Now Sam decided to test his uncle’s reaction to the notion of approaching her. “You hear about Mercy Evans and her search for a husband?”

“Yep.” His uncle kept his eyes on his task, using a mallet to fix an angle, then laying it down and taking up a file to perfect the shape to his liking.

“You ever talk to her?”

“Nope.” The filing motion made a
swish, swish
sound.

“She’s a pretty thing.”

“Yep.”

“I been thinkin’ ’bout…makin’ her an offer, I guess you could say.”

Uncle Clarence stilled his hands, and he looked up, his thin lips barely visible beneath his bushy mustache. Still, Sam swore he detected the faintest upturn of the corners of his mouth. However, his gray eyes refused to give away any emotion. “That so?”
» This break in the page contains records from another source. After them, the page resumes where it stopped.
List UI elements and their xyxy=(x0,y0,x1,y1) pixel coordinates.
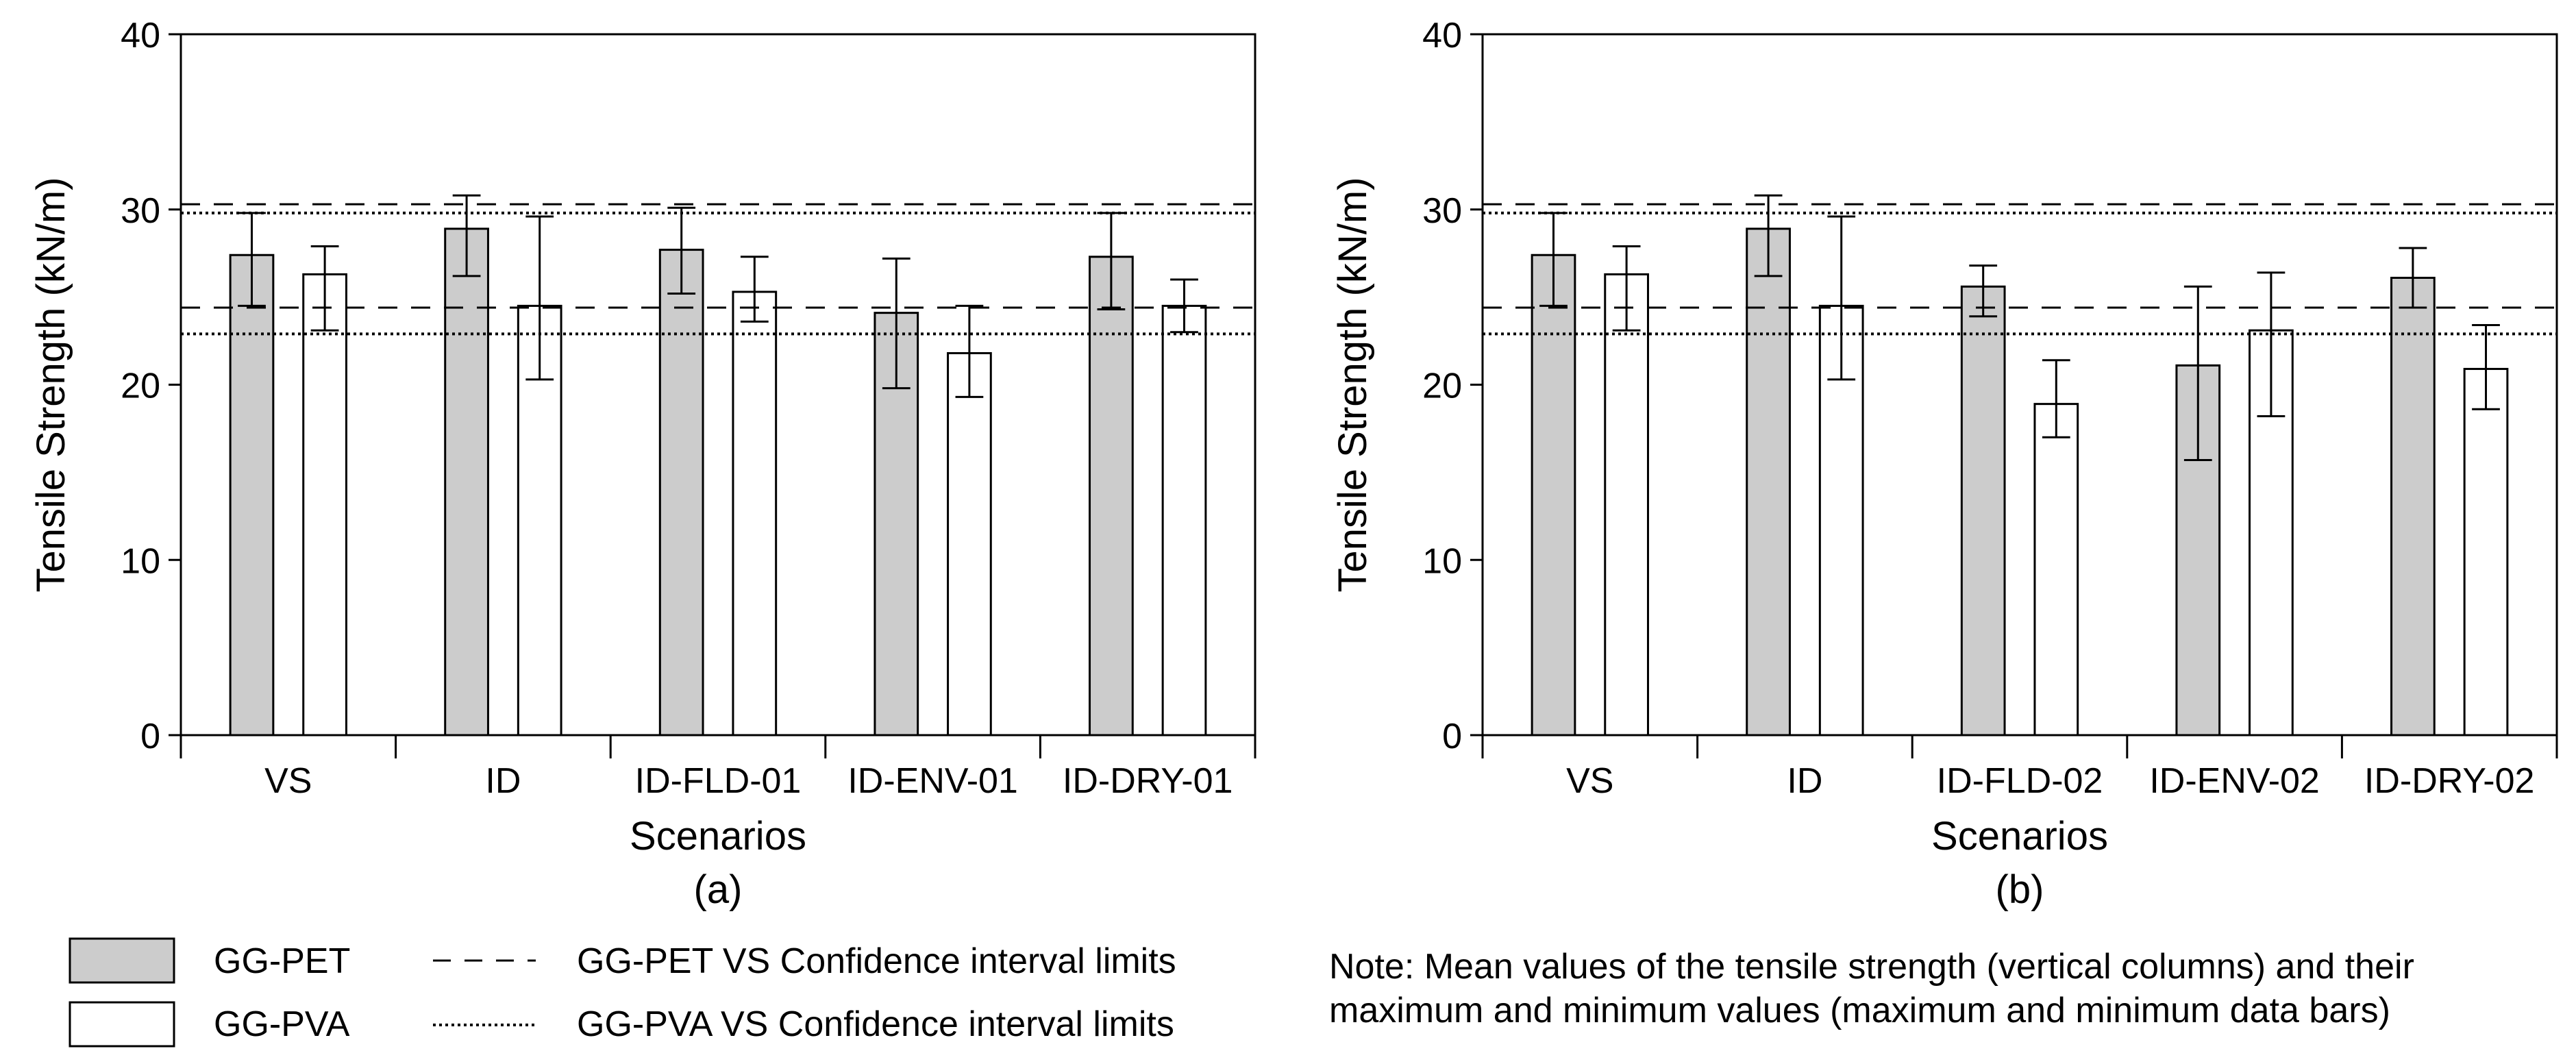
legend-swatch-gg-pet xyxy=(69,937,175,984)
x-tick-label: ID xyxy=(485,761,521,801)
bar-gg-pet-id-dry-01 xyxy=(1089,256,1134,737)
x-tick-label: VS xyxy=(1566,761,1613,801)
bar-gg-pet-id-fld-02 xyxy=(1960,285,2006,737)
x-tick-label: ID-FLD-01 xyxy=(635,761,802,801)
bar-gg-pva-id-fld-02 xyxy=(2033,403,2079,737)
y-tick-label: 10 xyxy=(121,541,160,581)
note-line-2: maximum and minimum values (maximum and … xyxy=(1329,991,2390,1030)
y-axis-title: Tensile Strength (kN/m) xyxy=(1330,177,1375,593)
x-axis-title: Scenarios xyxy=(1931,814,2108,858)
y-tick-label: 20 xyxy=(1422,367,1462,406)
y-tick-label: 30 xyxy=(121,191,160,231)
x-axis-title: Scenarios xyxy=(630,814,806,858)
bar-gg-pva-id-env-01 xyxy=(947,351,992,737)
panel-label: (b) xyxy=(1996,867,2044,912)
y-tick-label: 20 xyxy=(121,367,160,406)
bar-gg-pet-id xyxy=(444,227,489,737)
y-tick-label: 10 xyxy=(1422,541,1462,581)
bar-gg-pva-id-dry-01 xyxy=(1161,304,1207,737)
legend-label-gg-pet: GG-PET xyxy=(214,941,350,981)
note-line-1: Note: Mean values of the tensile strengt… xyxy=(1329,947,2414,987)
x-tick-label: ID-DRY-02 xyxy=(2364,761,2535,801)
chart-panel-b: 0 10 20 30 40 VS ID ID-FLD-02 ID-ENV-02 ID-DRY-02… xyxy=(1330,16,2558,912)
y-tick-label: 40 xyxy=(121,16,160,55)
note: Note: Mean values of the tensile strengt… xyxy=(1329,947,2414,1030)
bar-gg-pet-vs xyxy=(1531,253,1576,737)
bar-gg-pva-id xyxy=(517,304,562,737)
legend-swatch-gg-pva xyxy=(69,1001,175,1048)
x-tick-label: ID-ENV-02 xyxy=(2149,761,2320,801)
bar-gg-pet-id-env-01 xyxy=(874,312,919,737)
bar-gg-pet-vs xyxy=(229,253,275,737)
bar-gg-pva-id-dry-02 xyxy=(2463,367,2509,737)
panel-label: (a) xyxy=(694,867,743,912)
y-tick-label: 0 xyxy=(1442,717,1462,756)
legend-label-gg-pva: GG-PVA xyxy=(214,1004,350,1044)
bar-gg-pva-id-fld-01 xyxy=(732,290,778,737)
x-tick-label: VS xyxy=(264,761,312,801)
y-tick-label: 40 xyxy=(1422,16,1462,55)
x-tick-label: ID-ENV-01 xyxy=(847,761,1018,801)
x-tick-label: ID-DRY-01 xyxy=(1063,761,1233,801)
bar-gg-pva-vs xyxy=(1604,273,1649,737)
y-tick-label: 0 xyxy=(140,717,160,756)
bar-gg-pet-id-fld-01 xyxy=(658,249,704,737)
bar-gg-pva-vs xyxy=(302,273,347,737)
x-tick-label: ID-FLD-02 xyxy=(1937,761,2103,801)
x-tick-label: ID xyxy=(1787,761,1822,801)
legend-label-pva-ci: GG-PVA VS Confidence interval limits xyxy=(577,1004,1174,1044)
bar-gg-pet-id xyxy=(1746,227,1791,737)
bar-gg-pet-id-dry-02 xyxy=(2390,276,2436,737)
y-tick-label: 30 xyxy=(1422,191,1462,231)
chart-panel-a: 0 10 20 30 40 VS ID ID-FLD-01 ID-ENV-01 ID-DRY-01… xyxy=(29,16,1256,912)
y-axis-title: Tensile Strength (kN/m) xyxy=(29,177,73,593)
legend-label-pet-ci: GG-PET VS Confidence interval limits xyxy=(577,941,1176,981)
legend: GG-PET GG-PVA GG-PET VS Confidence inter… xyxy=(69,937,1176,1048)
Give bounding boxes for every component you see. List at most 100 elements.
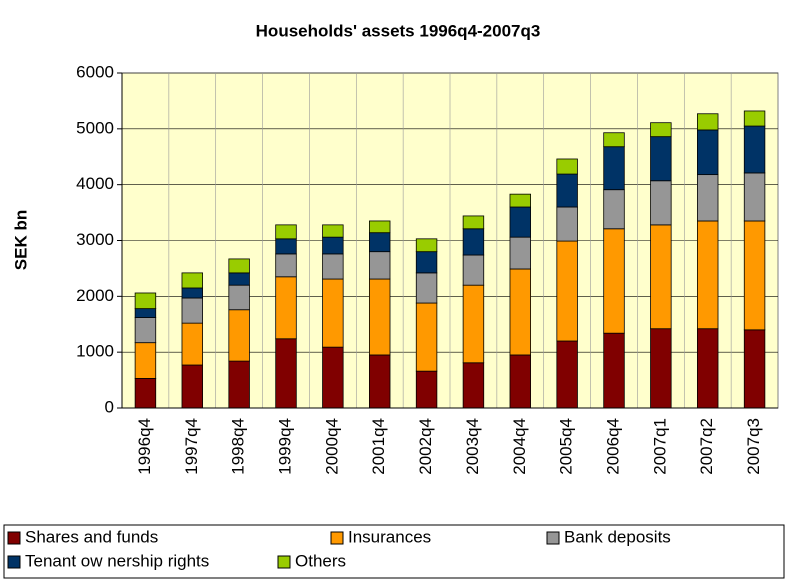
y-tick-label: 1000 <box>76 342 114 361</box>
bar-segment <box>556 158 578 175</box>
bar-segment <box>556 206 578 242</box>
bar-segment <box>462 215 485 230</box>
y-tick-label: 0 <box>105 397 114 416</box>
bar-segment <box>369 251 391 280</box>
bar-segment <box>228 258 250 274</box>
bar-segment <box>181 297 203 324</box>
x-tick-label: 2004q4 <box>510 418 529 475</box>
bar-segment <box>697 129 719 176</box>
bar-segment <box>556 173 578 208</box>
bar-segment <box>134 317 157 344</box>
bar-segment <box>650 136 672 182</box>
bar-segment <box>556 340 578 409</box>
bar-segment <box>275 276 297 340</box>
bar-segment <box>415 302 438 372</box>
bar-segment <box>697 220 719 330</box>
y-tick-label: 3000 <box>76 230 114 249</box>
bar-segment <box>697 174 719 222</box>
bar-segment <box>369 278 391 356</box>
bar-segment <box>415 238 438 253</box>
legend-label: Shares and funds <box>25 527 158 546</box>
bar-segment <box>743 329 766 409</box>
x-tick-label: 2005q4 <box>557 418 576 475</box>
legend-label: Tenant ow nership rights <box>25 551 209 570</box>
bar-segment <box>275 253 297 278</box>
legend-swatch <box>277 555 291 569</box>
legend-label: Bank deposits <box>564 527 671 546</box>
bar-segment <box>603 189 625 230</box>
y-tick-label: 6000 <box>76 62 114 81</box>
x-tick-label: 2006q4 <box>603 418 622 475</box>
bar-segment <box>743 220 766 331</box>
bar-segment <box>134 292 157 310</box>
bar-segment <box>462 362 485 409</box>
bar-segment <box>228 360 250 409</box>
y-tick-label: 5000 <box>76 118 114 137</box>
bar-segment <box>743 110 766 127</box>
legend-label: Insurances <box>348 527 431 546</box>
x-tick-label: 2007q2 <box>697 418 716 475</box>
bar-segment <box>743 172 766 222</box>
x-tick-label: 1996q4 <box>135 418 154 475</box>
bar-segment <box>556 240 578 342</box>
bar-segment <box>509 236 531 270</box>
bar-segment <box>181 364 203 409</box>
bar-segment <box>650 122 672 138</box>
x-tick-label: 2001q4 <box>369 418 388 475</box>
legend-swatch <box>330 531 344 545</box>
bar-segment <box>369 354 391 409</box>
bar-segment <box>415 272 438 304</box>
x-tick-label: 2002q4 <box>416 418 435 475</box>
x-tick-label: 2000q4 <box>322 418 341 475</box>
bar-segment <box>181 272 203 289</box>
bar-segment <box>603 332 625 409</box>
legend-swatch <box>546 531 560 545</box>
bar-segment <box>509 354 531 409</box>
bar-segment <box>322 278 344 348</box>
bar-segment <box>462 284 485 364</box>
bar-segment <box>275 238 297 255</box>
y-axis-label: SEK bn <box>11 210 30 270</box>
bar-segment <box>415 251 438 274</box>
bar-segment <box>603 132 625 148</box>
legend-label: Others <box>295 551 346 570</box>
bar-segment <box>650 180 672 226</box>
bar-segment <box>603 146 625 191</box>
bar-segment <box>134 342 157 379</box>
x-tick-label: 2007q1 <box>650 418 669 475</box>
bar-segment <box>322 224 344 238</box>
bar-segment <box>228 272 250 286</box>
legend-box <box>3 524 785 579</box>
bar-segment <box>697 113 719 131</box>
chart-title: Households' assets 1996q4-2007q3 <box>256 21 541 40</box>
bar-segment <box>322 253 344 280</box>
bar-segment <box>650 328 672 409</box>
legend-swatch <box>7 531 21 545</box>
bar-segment <box>275 224 297 240</box>
bar-segment <box>509 193 531 208</box>
bar-segment <box>228 309 250 362</box>
bar-segment <box>462 228 485 256</box>
bar-segment <box>415 370 438 409</box>
bar-segment <box>134 378 157 409</box>
bar-segment <box>369 232 391 253</box>
bar-segment <box>650 224 672 330</box>
x-tick-label: 2003q4 <box>463 418 482 475</box>
bar-segment <box>743 125 766 174</box>
x-tick-label: 1998q4 <box>229 418 248 475</box>
y-tick-label: 4000 <box>76 174 114 193</box>
x-tick-label: 2007q3 <box>744 418 763 475</box>
bar-segment <box>228 284 250 311</box>
bar-segment <box>369 220 391 234</box>
bar-segment <box>181 322 203 366</box>
x-tick-label: 1997q4 <box>182 418 201 475</box>
bar-segment <box>134 308 157 318</box>
bar-segment <box>509 268 531 356</box>
bar-segment <box>697 328 719 409</box>
bar-segment <box>603 228 625 334</box>
bar-segment <box>322 346 344 409</box>
x-tick-label: 1999q4 <box>275 418 294 475</box>
bar-segment <box>181 287 203 299</box>
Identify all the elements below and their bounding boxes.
“You think it’s foolhardy o’ me?”

“Depends on your motive, I guess.”

“My motive?” Sam stood the ancient cornhusk broom in a corner and set the dustpan alongside it, then reached around to untie his apron and lifted it over his head.

“Sure. Are you lookin’ for a permanent place to hang your hat? The fastest way to pull your mother’s chain? Are you marryin’ for love?”

“Love? Heck, no!” A tiny knot of guilt rolled around in his gut. “I won’t deny it’d be nice to have my own place.”

“It wouldn’t be your place. It’d be hers.”

“Yeah, but she’s advertisin’ for a husband. I would expect she’d be willin’ to share her house with ’im.”

“I wouldn’t expect much more than that from her.”

Sam caught his uncle’s drift, and a wave of warmth stole into his cheeks. Made him glad for the shop’s dimming light. “It’d be a purely legal arrangement, nothin’ more.”

“Uh-huh. And how long would you stand for that?”

“Uncle Clarence!”

“She’s an Evans, son. I don’t have to warn you what the outcry would be, from both families, if you two hitched up.”